The negotiations at COP28 carried on until December 13th, one day after the conference was supposed to end. Negotiators thankfully announced a consensus and adopted a draft framework. 

 

What is the COP28 Water Pavilion and how did water feature in the GGA negotiations?

The COP28 Water Pavilion was made up of over 60 partners. Many of us have been offering our expertise, not just at COP, but at climate meetings throughout the year. We’ve been working closely with the negotiators to help them understand the urgency of including water and sanitation in adaptation policies. 

After months of hard work, we were overjoyed to see that the GGA’s first thematic target is dedicated to water and sanitation. It calls for “Significantly reducing climate-induced water scarcity and enhancing climate-resilience to water-related hazards towards a climate-resilient water supply, climate-resilient sanitation and universal access to safe and affordable potable water.” This is a major win for the water sector. 

Having strong water and sanitation targets in the GGA will help us translate adaptation into national policies and action on the ground, helping us improve the lives of the most vulnerable and those most impacted by climate change. 

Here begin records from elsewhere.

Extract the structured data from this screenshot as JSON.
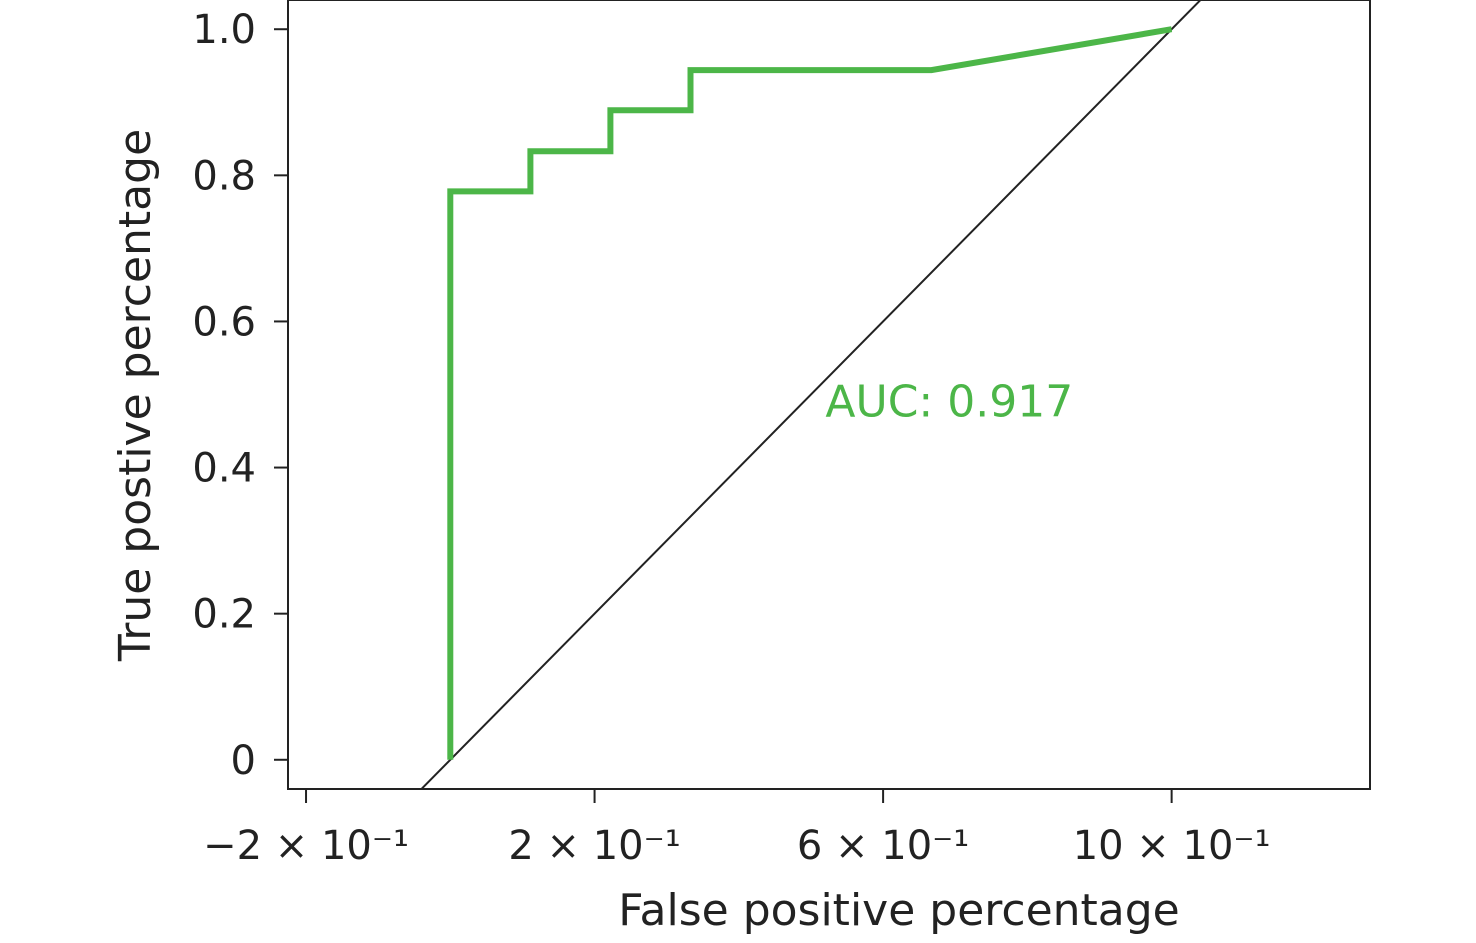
{
  "chart_data": {
    "type": "line",
    "title": "",
    "xlabel": "False positive percentage",
    "ylabel": "True postive percentage",
    "xlim": [
      -0.225,
      1.275
    ],
    "ylim": [
      -0.04,
      1.04
    ],
    "x_ticks": [
      {
        "value": -0.2,
        "label": "−2 × 10⁻¹"
      },
      {
        "value": 0.2,
        "label": "2 × 10⁻¹"
      },
      {
        "value": 0.6,
        "label": "6 × 10⁻¹"
      },
      {
        "value": 1.0,
        "label": "10 × 10⁻¹"
      }
    ],
    "y_ticks": [
      {
        "value": 0,
        "label": "0"
      },
      {
        "value": 0.2,
        "label": "0.2"
      },
      {
        "value": 0.4,
        "label": "0.4"
      },
      {
        "value": 0.6,
        "label": "0.6"
      },
      {
        "value": 0.8,
        "label": "0.8"
      },
      {
        "value": 1.0,
        "label": "1.0"
      }
    ],
    "grid": false,
    "legend": "none",
    "series": [
      {
        "color": "#4cb648",
        "x": [
          0.0,
          0.0,
          0.111,
          0.111,
          0.222,
          0.222,
          0.333,
          0.333,
          0.667,
          1.0
        ],
        "y": [
          0.0,
          0.778,
          0.778,
          0.833,
          0.833,
          0.889,
          0.889,
          0.944,
          0.944,
          1.0
        ]
      }
    ],
    "reference_line": {
      "x": [
        -0.05,
        1.05
      ],
      "y": [
        -0.05,
        1.05
      ],
      "color": "#222222"
    },
    "annotations": [
      {
        "text": "AUC: 0.917",
        "x": 0.52,
        "y": 0.47,
        "color": "#4cb648"
      }
    ]
  }
}
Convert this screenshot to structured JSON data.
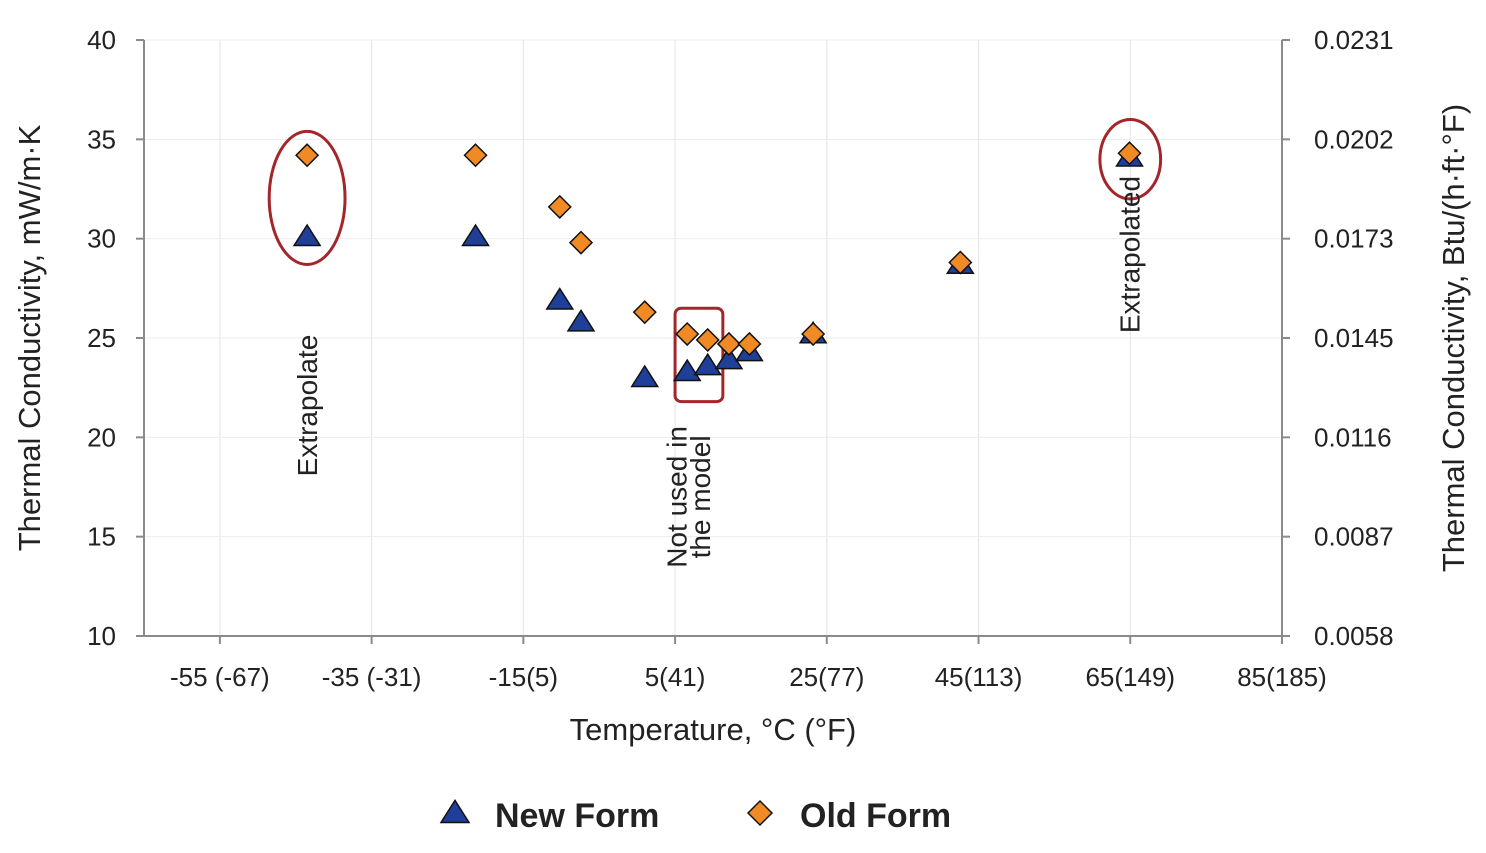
{
  "chart_data": {
    "type": "scatter",
    "xlabel": "Temperature, °C (°F)",
    "ylabel": "Thermal Conductivity, mW/m·K",
    "y2label": "Thermal Conductivity, Btu/(h·ft·°F)",
    "xlim": [
      -65,
      85
    ],
    "ylim": [
      10,
      40
    ],
    "x_ticks": [
      {
        "value": -55,
        "label": "-55 (-67)"
      },
      {
        "value": -35,
        "label": "-35 (-31)"
      },
      {
        "value": -15,
        "label": "-15(5)"
      },
      {
        "value": 5,
        "label": "5(41)"
      },
      {
        "value": 25,
        "label": "25(77)"
      },
      {
        "value": 45,
        "label": "45(113)"
      },
      {
        "value": 65,
        "label": "65(149)"
      },
      {
        "value": 85,
        "label": "85(185)"
      }
    ],
    "y_ticks": [
      {
        "value": 10,
        "label": "10"
      },
      {
        "value": 15,
        "label": "15"
      },
      {
        "value": 20,
        "label": "20"
      },
      {
        "value": 25,
        "label": "25"
      },
      {
        "value": 30,
        "label": "30"
      },
      {
        "value": 35,
        "label": "35"
      },
      {
        "value": 40,
        "label": "40"
      }
    ],
    "y2_ticks": [
      {
        "value": 10,
        "label": "0.0058"
      },
      {
        "value": 15,
        "label": "0.0087"
      },
      {
        "value": 20,
        "label": "0.0116"
      },
      {
        "value": 25,
        "label": "0.0145"
      },
      {
        "value": 30,
        "label": "0.0173"
      },
      {
        "value": 35,
        "label": "0.0202"
      },
      {
        "value": 40,
        "label": "0.0231"
      }
    ],
    "grid": true,
    "legend_position": "bottom",
    "series": [
      {
        "name": "New Form",
        "marker": "triangle",
        "color": "#1f3f99",
        "points": [
          {
            "x": -43.5,
            "y": 30.1
          },
          {
            "x": -21.3,
            "y": 30.1
          },
          {
            "x": -10.2,
            "y": 26.9
          },
          {
            "x": -7.4,
            "y": 25.8
          },
          {
            "x": 1.0,
            "y": 23.0
          },
          {
            "x": 6.6,
            "y": 23.3
          },
          {
            "x": 9.3,
            "y": 23.6
          },
          {
            "x": 12.1,
            "y": 23.9
          },
          {
            "x": 14.8,
            "y": 24.3
          },
          {
            "x": 23.2,
            "y": 25.2
          },
          {
            "x": 42.6,
            "y": 28.7
          },
          {
            "x": 64.9,
            "y": 34.1
          }
        ]
      },
      {
        "name": "Old Form",
        "marker": "diamond",
        "color": "#f08a24",
        "points": [
          {
            "x": -43.5,
            "y": 34.2
          },
          {
            "x": -21.3,
            "y": 34.2
          },
          {
            "x": -10.2,
            "y": 31.6
          },
          {
            "x": -7.4,
            "y": 29.8
          },
          {
            "x": 1.0,
            "y": 26.3
          },
          {
            "x": 6.6,
            "y": 25.2
          },
          {
            "x": 9.3,
            "y": 24.9
          },
          {
            "x": 12.1,
            "y": 24.7
          },
          {
            "x": 14.8,
            "y": 24.7
          },
          {
            "x": 23.2,
            "y": 25.2
          },
          {
            "x": 42.6,
            "y": 28.8
          },
          {
            "x": 64.9,
            "y": 34.3
          }
        ]
      }
    ],
    "annotations": [
      {
        "text": "Extrapolate",
        "x": -43.5,
        "y": 21.6
      },
      {
        "text": "Not used in",
        "x": 5.2,
        "y": 17.0
      },
      {
        "text": "the model",
        "x": 8.3,
        "y": 17.0
      },
      {
        "text": "Extrapolated",
        "x": 64.9,
        "y": 29.2
      }
    ],
    "highlights": [
      {
        "shape": "ellipse",
        "x_range": [
          -48.5,
          -38.5
        ],
        "y_range": [
          28.7,
          35.4
        ]
      },
      {
        "shape": "rect",
        "x_range": [
          5.0,
          11.3
        ],
        "y_range": [
          21.8,
          26.5
        ]
      },
      {
        "shape": "ellipse",
        "x_range": [
          61.0,
          69.0
        ],
        "y_range": [
          32.0,
          36.0
        ]
      }
    ],
    "highlight_color": "#a3262b"
  }
}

We are also excited to see that the water target is well aligned with the Green Climate Fund’s Water Security Guidelines. Parties to the Paris Agreement have existing guidance for how to contribute to global adaptation, now coupled with a strong climate rationale to boost adaptation funding for water and sanitation.

What are the challenges around securing climate finance for adaptation and how will the GGA framework help address those?

At COP28, world leaders again faced tough decisions over the financial responsibility for climate change. Officials have warned that resources needed for adaptation could be diverted instead to the new “loss and damage” fund. Wealthy countries have only offered about $160 million in contributions to the Adaptation Fund—about half of the $300 million goal.

The UN’s Adaptation Gap report estimates funding needs now stand between $194 billion and $366 billion per year. Yet finance flows to developing countries are 10-18 times below estimated needs, and the gap is widening. The UNFCCC’s Adaptation Fund has only received $1.3 billion from 26 countries, according to the Climate Fund Pledge Tracker.

While adaptation finance flows are nowhere near the levels we need to see, the critical role of water as a key component of climate resiliency is well recognized. The sector received a substantial share of committed public adaptation-related finance with funding standing at $11 billion USD in 2018 for water and wastewater management.

While this is relatively good news, we need to understand that water programs still only receive less than 3 per cent of global climate finance.

How do we ensure that water and sanitation continue to play a key role in adaptation funding and implementation?

There’s a lot of emphasis on the impact that climate change has on water as a resource. However, we aren’t paying as much attention to the impact it has on basic services, like water supply, sanitation and hygiene. The impacts of climate change on sanitation, in particular, are not obvious to those outside the sector.

Additionally, there is a lack of understanding of how the water and sanitation sector contributes to community resilience and the mitigation agenda. We can’t blame climate stakeholders for not including water and sanitation in national climate plans. Instead, the sector needs to support climate stakeholders to understand the problems and find the solutions. We do that by continually working with the climate community, offering our expertise through partnerships like the Water Pavilion, and participating in the negotiation processes.